Live preview fixes some things but they still want more.... July 21, 2005 12:34 PM   Subscribe

The live preview window seems to have fixed the old character entity problem... kinda. As long as you use hexadecimal character codes, things turn out fine. The annoying days of "????" "Oops, I meant ????" "Shit, make that ????" are almost over.

Since we're already so close, could we get one of the following?
1) Put a note under the text box reminding new users to use hex codes only.
2) Fix it so character names and decimal character codes work too.
posted by nebulawindphone to Feature Requests at 12:34 PM (37 comments total)

(FWIW, Matt, please take this as a suggestion and not a complaint. The live preview window rocks, and I'm thrilled that character entities work better than they used to.)
posted by nebulawindphone at 12:35 PM on July 21, 2005


So when you say "hex codes work" do you mean you can get stuff to show up if you write ampersand-pound sign-number code-semicolon?

What is a decimal character code? character name?

Show me one example of each, with the one that worked and the two that didn't, along with the exact text you entered. I need to see a pattern of what works and doesn't.

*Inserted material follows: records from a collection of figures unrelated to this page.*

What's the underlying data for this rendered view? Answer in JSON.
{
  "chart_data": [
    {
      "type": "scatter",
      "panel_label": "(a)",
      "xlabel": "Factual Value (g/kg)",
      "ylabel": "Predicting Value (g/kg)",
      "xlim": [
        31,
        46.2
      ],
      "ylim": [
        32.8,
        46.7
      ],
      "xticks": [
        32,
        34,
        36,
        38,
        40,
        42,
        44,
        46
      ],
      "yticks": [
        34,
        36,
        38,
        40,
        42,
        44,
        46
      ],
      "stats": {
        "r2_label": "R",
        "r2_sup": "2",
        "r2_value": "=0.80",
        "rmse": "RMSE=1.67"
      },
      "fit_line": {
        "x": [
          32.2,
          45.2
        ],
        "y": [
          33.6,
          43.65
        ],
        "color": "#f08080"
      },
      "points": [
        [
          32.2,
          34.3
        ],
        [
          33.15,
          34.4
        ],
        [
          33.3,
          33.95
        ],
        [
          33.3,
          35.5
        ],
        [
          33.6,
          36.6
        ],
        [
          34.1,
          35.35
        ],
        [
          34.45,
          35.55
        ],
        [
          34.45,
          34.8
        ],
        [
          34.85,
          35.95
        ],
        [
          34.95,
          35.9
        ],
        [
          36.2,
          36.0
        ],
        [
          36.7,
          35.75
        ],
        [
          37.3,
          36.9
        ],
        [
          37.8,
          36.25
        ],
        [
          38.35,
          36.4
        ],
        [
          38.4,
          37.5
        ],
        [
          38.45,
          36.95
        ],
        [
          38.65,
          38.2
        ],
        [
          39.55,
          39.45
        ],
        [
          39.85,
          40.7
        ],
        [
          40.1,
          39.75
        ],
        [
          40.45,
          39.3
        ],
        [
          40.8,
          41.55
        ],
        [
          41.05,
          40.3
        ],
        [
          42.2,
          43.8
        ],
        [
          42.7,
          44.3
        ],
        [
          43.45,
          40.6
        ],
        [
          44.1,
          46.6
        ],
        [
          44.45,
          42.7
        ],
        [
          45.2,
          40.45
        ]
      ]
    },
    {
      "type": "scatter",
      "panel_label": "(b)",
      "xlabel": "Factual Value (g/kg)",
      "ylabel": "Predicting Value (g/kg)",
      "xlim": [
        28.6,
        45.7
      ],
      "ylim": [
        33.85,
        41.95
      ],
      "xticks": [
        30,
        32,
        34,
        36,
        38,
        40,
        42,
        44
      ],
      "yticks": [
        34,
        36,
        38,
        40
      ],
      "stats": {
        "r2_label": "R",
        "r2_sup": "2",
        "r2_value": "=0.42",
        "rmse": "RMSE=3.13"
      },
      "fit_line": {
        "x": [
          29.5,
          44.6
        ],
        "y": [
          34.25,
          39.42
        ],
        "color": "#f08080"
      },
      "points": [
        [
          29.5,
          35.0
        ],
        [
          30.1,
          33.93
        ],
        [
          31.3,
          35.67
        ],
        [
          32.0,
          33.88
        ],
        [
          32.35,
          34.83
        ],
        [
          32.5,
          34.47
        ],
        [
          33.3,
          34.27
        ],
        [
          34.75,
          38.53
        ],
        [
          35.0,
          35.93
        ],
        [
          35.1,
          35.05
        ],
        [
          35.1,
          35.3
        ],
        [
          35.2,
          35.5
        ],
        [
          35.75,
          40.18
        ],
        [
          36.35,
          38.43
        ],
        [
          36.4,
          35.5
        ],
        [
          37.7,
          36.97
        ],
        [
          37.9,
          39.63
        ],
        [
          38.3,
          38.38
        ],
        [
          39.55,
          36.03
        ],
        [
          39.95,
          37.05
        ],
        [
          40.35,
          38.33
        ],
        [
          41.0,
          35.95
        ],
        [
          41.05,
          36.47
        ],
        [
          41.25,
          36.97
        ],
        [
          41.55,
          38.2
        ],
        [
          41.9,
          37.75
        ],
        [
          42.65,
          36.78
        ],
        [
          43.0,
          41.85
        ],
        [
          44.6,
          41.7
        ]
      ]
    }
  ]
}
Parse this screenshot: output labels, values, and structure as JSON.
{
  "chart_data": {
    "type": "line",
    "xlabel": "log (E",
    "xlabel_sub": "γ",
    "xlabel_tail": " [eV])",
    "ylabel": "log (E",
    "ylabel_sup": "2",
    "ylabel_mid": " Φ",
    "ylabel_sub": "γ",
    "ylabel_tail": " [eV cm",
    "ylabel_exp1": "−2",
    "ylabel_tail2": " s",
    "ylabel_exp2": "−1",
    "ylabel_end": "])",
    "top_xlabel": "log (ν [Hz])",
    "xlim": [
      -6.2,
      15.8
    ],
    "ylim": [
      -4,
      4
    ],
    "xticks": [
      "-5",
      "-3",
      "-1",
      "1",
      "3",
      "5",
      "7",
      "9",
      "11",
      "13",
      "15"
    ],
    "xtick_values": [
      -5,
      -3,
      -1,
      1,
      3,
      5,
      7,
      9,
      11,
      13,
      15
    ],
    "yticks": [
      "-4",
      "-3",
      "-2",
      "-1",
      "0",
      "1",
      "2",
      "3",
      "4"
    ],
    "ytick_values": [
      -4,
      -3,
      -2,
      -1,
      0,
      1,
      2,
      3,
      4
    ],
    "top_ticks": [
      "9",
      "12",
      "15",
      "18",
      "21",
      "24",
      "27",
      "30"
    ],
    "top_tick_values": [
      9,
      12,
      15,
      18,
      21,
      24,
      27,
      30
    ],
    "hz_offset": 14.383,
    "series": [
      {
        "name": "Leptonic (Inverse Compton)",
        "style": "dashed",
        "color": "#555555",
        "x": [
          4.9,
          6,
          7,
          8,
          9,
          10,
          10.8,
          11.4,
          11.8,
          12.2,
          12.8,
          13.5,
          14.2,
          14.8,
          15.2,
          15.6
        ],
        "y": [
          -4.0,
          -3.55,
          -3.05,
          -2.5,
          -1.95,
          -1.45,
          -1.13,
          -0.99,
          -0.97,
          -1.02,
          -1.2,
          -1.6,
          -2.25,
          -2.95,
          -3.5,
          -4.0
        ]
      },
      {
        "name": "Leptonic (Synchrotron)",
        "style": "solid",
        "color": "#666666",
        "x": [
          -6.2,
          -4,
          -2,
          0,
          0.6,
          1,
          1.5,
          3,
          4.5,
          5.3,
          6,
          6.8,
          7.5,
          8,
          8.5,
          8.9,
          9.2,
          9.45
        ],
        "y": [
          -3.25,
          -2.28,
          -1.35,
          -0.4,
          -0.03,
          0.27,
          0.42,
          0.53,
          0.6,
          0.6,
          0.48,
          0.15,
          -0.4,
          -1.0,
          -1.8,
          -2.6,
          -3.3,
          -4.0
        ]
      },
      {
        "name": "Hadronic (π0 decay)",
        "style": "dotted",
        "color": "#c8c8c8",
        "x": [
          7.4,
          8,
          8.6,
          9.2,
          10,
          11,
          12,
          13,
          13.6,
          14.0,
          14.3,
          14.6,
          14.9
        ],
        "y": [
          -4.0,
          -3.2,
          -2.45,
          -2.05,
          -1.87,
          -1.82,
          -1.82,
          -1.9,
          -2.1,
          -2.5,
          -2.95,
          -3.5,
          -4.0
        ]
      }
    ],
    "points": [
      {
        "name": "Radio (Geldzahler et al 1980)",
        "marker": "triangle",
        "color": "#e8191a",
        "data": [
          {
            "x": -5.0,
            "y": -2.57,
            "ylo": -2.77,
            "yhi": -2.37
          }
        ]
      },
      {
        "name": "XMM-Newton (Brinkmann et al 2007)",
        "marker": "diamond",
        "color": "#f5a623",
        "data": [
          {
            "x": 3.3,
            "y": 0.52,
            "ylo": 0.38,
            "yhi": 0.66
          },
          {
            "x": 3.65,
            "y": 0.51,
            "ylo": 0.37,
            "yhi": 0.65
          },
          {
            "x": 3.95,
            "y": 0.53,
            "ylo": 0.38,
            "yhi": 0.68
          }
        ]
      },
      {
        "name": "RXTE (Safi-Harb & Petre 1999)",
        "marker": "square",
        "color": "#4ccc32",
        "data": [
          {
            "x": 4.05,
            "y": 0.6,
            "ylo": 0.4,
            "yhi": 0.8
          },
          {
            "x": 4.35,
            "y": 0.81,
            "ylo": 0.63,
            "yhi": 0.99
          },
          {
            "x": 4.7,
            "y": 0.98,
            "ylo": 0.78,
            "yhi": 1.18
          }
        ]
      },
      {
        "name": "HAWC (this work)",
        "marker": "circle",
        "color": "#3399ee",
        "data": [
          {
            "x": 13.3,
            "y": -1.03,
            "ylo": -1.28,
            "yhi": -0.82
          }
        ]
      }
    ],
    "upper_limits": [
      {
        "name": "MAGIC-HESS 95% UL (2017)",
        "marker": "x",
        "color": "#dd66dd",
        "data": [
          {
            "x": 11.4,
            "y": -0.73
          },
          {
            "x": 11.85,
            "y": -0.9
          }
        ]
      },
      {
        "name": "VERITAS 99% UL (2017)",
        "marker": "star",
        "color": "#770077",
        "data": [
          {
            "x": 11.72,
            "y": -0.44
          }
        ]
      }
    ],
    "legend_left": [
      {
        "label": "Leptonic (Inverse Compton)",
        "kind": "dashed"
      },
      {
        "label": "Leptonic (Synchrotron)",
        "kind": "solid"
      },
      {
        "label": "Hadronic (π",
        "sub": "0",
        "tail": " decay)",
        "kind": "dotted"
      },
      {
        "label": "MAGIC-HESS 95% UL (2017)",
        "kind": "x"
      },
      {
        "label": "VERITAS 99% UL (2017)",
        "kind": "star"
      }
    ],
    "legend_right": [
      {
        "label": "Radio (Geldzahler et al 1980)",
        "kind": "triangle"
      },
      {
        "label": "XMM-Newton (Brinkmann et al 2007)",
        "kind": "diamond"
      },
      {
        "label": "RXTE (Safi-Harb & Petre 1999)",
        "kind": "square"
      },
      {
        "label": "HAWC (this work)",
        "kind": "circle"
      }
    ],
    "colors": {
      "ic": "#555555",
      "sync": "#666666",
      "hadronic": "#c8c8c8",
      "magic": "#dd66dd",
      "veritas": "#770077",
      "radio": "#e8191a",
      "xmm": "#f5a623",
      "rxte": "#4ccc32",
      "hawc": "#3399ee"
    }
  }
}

Feel free to post the text somewhere else and link it here, if the preview is just going to munge it up anyway.
posted by mathowie (staff) at 12:52 PM on July 21, 2005


mathowie : "when you say 'hex codes work' do you mean you can get stuff to show up if you write ampersand-pound sign-number code-semicolon?"

Yes, exactly, as long as they're in hex notation, not decimal notation.

Here's an example of the sentence "I am bugbread" in Japanese.

First, hex:
私は虫パン

Next, decimal:
私は虫パ

Unfortunately, I don't know what "character code" or "character name" mean either.

Note that in preview, both look fine, but when posted, only the hex one shows up fine.

If you want to test it yourself, matt, but don't have an IME for entering foreign text, try this:

Go to Yahoo Korea or Japan or whathaveyou, and copy the text so that you have something to fiddle with.

Then go to this site, and paste the text into the top right box. Then click anywhere outside of that box, and you will have that text converted into character numbers (character code?), UTF-8, UTF-16, hexadecimal NCRs, and decimal NCRs. You can then preview or post them, and compare them to the original pasted string, to see if it works. No foreign language skills necessary!
posted by Bugbread at 12:58 PM on July 21, 2005


Unicode characters
If you type: 김치
Live preview shows: 김치
Post shows: ??

Hexadecimal codes
If you type: 김치
Live preview shows: 김치
Post shows: 김치

Decimal codes
If you type: 김치
Live preview shows: 김치
Post shows: 김치
posted by 김치 at 1:00 PM on July 21, 2005


Ah, common sense intervenes. Since hex is converted, posting it as-is doesn't show you much. I should have said:

This hex:
& #x79C1;& #x306F;& #x866B;
with the spaces after the & symbols removed, shows up as:
私は虫
posted by Bugbread at 1:01 PM on July 21, 2005


Sorry, for that last one (Decimal codes) it displays as 김치 in preview, 김치 in post. D'oh!
posted by 김치 at 1:01 PM on July 21, 2005


(Ah, I see I made a mistake up above. I thought that < and é and their ilk were broken too, but they appear to work. So it's just the decimal character codes — the ones bugbread describes — that are broken.)
posted by nebulawindphone at 1:03 PM on July 21, 2005


Someone is going to need to do a plain text file on another server or take a screenshot or something. I still don't get what the problem is, apart from ampersands get parsed and utf-16 or utf-8 stuff probably can't be fetched or stored in the database.
posted by mathowie (staff) at 1:03 PM on July 21, 2005


김치 : "Decimal codes
"If you type: 김치
"Live preview shows: 김치
"Post shows: 김치"


That's not what I get. With those same symbols, I get:

If you type: 김치
Live preview shows: 김치
Post shows: 김치
posted by Bugbread at 1:03 PM on July 21, 2005


D'oh! Already foiled by the preview! My correction of 김치's preview-post display was started before he posted his mea-culpa, and posted afterwards. I guess I need to go back to non-live-preview.
posted by Bugbread at 1:05 PM on July 21, 2005


I guess it's also worth mentioning whether or not these special characters add anything. I mean, I know it's kind of a fun programmer problem to solve to get them to work, but are there really that many comments on MetaFilter that need to be in special character sets?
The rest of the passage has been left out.